Hilchenbach. Hans-Peter Hasenstab macht seine Leidenschaft zum neuen Beruf. Hilchenbachs Bürgermeister möchte in Zukunft brennen – Geiste, Gin und Whisky.
Auf diesen Coup dürfte sich Hans-Peter Hasenstab schon eine ganze Weile gefreut haben. „Nehmen Sie sich ein Wässerchen“, lädt er die Gäste seines Pressegesprächs in eigener Sache ein. Und stellt das Schnapsglas auf den Tisch. Der Hilchenbacher Bürgermeister hat in den letzten Monaten mit einer neuen Berufsausbildung begonnen.
Der erste Akt: das Studium am Institut für Lebensmitteltechnik der Hochschule Weihenstephan. Bayerns Landwirtschaftsminister Helmut Brunner hat vor wenigen Tagen den „Bayerischen Edelbrandsommeliers“ – darunter zwei aus Nordrhein-Westfalen – die Urkunden ausgehändigt.
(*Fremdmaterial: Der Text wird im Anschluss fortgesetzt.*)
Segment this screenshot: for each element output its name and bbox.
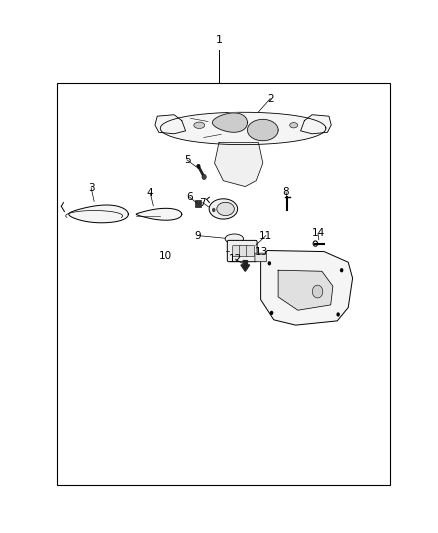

Der zweite Akt: der Besuch der landwirtschaftlichen Fachschule in Offenburg. Im Winter wird Hasenstab seine Ausbildung dort zur „Staatlich geprüften Fachkraft für Brennereiwesen“ abschließen, die er bereits im letzten Herbst begonnen hat. Der dritte Akt: die Eröffnung einer eigenen Brennerei. In Hilchenbach.
Geiste, Gin und Whisky
Eine Überschrift hat sich Hans-Peter Hasenstab auch ausgedacht: „Vom Meister der Bürger zum Meister der Brände.“ Der edlen Brände, betont er, „ich will mich auf Spitzenprodukte konzentrieren.“ Geiste werden das sein, Destillate aus dem, was die Früchte der Region so hergeben, außerdem Gin („ein hochaktuelles Produkt“) und Whisky. Nein, kein Grappa, betont Hasenstab, der ansonsten italienischen Gaumenfreuden nicht abgeneigt ist. „Das geht nicht mit derselben Anlage.“ Die Maische ist dicker. Man merkt: Die Themen, mit denen man in Zukunft mit dem Brennereibesitzer Hasenstab spricht, sind andere als die, die den Bürgermeister beschäftigen.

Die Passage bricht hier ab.